My eldest daughter, Maddie, has been sneezing up a storm. I figured this was a good time to give her bedroom a good deep clean and clear out the dust. When I gently suggested she give away some of her stuffed animals, I was met with great resistance. It’s time I start teaching my children about compulsive hoarding.
How To Start
It started by clearing out all the random stuff that’s been shoved under her bed. It brought up a lot of dust but also helped us find some little toys we thought were lost forever. The pile was a real mixture of things…board games, doll clothes, books, trinkets, and so on. I explained we needed to organize these into piles and put them away. Then I left Maddie to it while I worked on Quinn’s outgrown baby clothes in the next room.
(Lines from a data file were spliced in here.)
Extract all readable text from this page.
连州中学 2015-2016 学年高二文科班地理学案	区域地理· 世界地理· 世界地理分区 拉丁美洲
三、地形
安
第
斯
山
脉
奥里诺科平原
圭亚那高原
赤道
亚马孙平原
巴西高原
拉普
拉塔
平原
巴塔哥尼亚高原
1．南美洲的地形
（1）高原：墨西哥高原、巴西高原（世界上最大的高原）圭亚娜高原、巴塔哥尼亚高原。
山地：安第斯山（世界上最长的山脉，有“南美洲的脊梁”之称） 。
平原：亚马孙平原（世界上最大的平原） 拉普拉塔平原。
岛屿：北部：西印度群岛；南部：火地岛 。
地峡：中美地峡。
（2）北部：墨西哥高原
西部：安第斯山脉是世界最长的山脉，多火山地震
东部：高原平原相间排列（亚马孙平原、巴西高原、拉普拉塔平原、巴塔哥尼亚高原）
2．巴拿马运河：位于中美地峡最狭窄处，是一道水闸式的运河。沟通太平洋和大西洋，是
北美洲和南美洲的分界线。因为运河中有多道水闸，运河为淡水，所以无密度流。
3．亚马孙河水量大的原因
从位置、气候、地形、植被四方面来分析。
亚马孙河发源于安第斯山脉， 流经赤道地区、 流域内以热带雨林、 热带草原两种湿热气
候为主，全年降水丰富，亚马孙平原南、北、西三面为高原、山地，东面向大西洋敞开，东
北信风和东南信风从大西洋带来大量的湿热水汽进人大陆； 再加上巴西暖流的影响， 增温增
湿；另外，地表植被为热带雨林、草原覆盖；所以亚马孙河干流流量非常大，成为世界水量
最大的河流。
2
After a few minutes, Maddie called out “Mom, I don’t know what to do with all this.”
It hit me that she probably had no idea how to sort through this random pile and make general categories. It’s one thing to sort by colour, or by size, but when you’re only 7, sorting by purpose is a little confusing.
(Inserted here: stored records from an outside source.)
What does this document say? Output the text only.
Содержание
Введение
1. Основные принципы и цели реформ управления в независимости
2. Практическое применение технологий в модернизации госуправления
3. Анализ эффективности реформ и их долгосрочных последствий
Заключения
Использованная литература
So, we sat together and I pointed out how board games don’t get stored with books, and doll clothes have their own container. It was starting to make sense when I showed her we actually DO HAVE a place for everything…it’s just that I’d always done the sorting for her in the past. What a disservice I’ve done for her!
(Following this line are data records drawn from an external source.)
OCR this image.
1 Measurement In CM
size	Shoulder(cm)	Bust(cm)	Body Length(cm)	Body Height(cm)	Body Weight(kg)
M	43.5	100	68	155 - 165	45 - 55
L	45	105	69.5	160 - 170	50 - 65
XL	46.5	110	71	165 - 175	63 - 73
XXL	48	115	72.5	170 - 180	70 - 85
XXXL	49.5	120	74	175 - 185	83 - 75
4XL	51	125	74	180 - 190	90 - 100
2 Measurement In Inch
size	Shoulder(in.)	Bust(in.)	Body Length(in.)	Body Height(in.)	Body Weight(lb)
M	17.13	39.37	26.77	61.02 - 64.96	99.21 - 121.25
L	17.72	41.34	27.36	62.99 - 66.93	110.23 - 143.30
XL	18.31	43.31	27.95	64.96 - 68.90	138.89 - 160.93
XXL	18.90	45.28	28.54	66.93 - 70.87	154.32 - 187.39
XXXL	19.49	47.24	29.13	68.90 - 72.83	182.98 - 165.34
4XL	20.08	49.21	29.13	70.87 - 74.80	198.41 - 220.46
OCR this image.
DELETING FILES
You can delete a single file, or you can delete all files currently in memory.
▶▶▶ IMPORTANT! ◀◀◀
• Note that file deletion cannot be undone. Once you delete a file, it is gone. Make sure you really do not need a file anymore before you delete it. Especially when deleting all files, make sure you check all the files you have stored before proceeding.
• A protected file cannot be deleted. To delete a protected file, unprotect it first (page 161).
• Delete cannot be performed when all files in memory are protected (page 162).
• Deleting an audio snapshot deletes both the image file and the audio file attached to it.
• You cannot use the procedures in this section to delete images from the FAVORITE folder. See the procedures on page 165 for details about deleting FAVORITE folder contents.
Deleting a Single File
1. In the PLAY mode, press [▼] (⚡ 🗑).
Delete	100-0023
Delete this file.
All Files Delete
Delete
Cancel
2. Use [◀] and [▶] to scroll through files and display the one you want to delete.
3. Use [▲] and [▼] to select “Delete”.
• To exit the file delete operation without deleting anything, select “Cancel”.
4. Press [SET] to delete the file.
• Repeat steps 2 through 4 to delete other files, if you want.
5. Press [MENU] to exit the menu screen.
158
Once that pile got sorted out, it was time to look at all the stuffed animals she keeps on her bed. There’s about a dozen stuffies, and she wants them ALL on her bed. I’m thinking they’re a treasure trove of dust and it’s time to simplify.
I held up a stuffed cat. “What do you think about this? Can we give to charity?” With wide eyes, Maddie grabbed the cat and clutched it to her chest. “But I love this!”
Everything Can’t be special
We went back and forth like that with a few other stuffies, and I finally said “You can’t love all of these the same. Surely some are more important than others!” And I think deep down she knows that too, but when faced with the scary thought of parting with any of them, they were elevated to Must Haves.
I was at a loss. I tried to explain that sometimes we have to make tough decisions. That the memories we have can be kept in our heads and we don’t need to keep every thing just to remember. That if everything is special, it really means nothing is.
So far, I’ve been keeping the family’s dirty little secret from my children. Maddie doesn’t know the reason we never visit her grandmothers house is because there’s no room. She has no idea that compulsive hoarding even exists! But I needed to show her, so…
I grabbed the laptop, launched notjustclutter.com and called up the photos from my Visiting a Compulsive Hoarders Home post. I didn’t tell her I took the photos. I didn’t tell her it was Meema’s house. I didn’t even call it compulsive hoarding. But I showed her how little space there was to move around. How you couldn’t see the couch. I pointed out the piles were taller than her head, and there was no room at the dining table for eating. I showed her how food was piled on the kitchen floor with no sense of organized categories.
And everything I pointed out, she met with a rationalization. She had a modified action for everything I said that would allow her to cope with that appalling environment. In short, she didn’t think it was that bad.
Will My daughter become a hoarder, too?
Obviously, I’m failing. Not only have I lost my mother behind her hoard, but I’ve not done enough to develop the right skills for my first daughter. I can see this will be an on-going attempt to teach her how to organize, how to detach emotion from objects, how to truly value certain things and treat them with greater respect, and how to actually clean a home. I’m open to your ideas, so please share your tips for guiding my children away from a future in hoarding.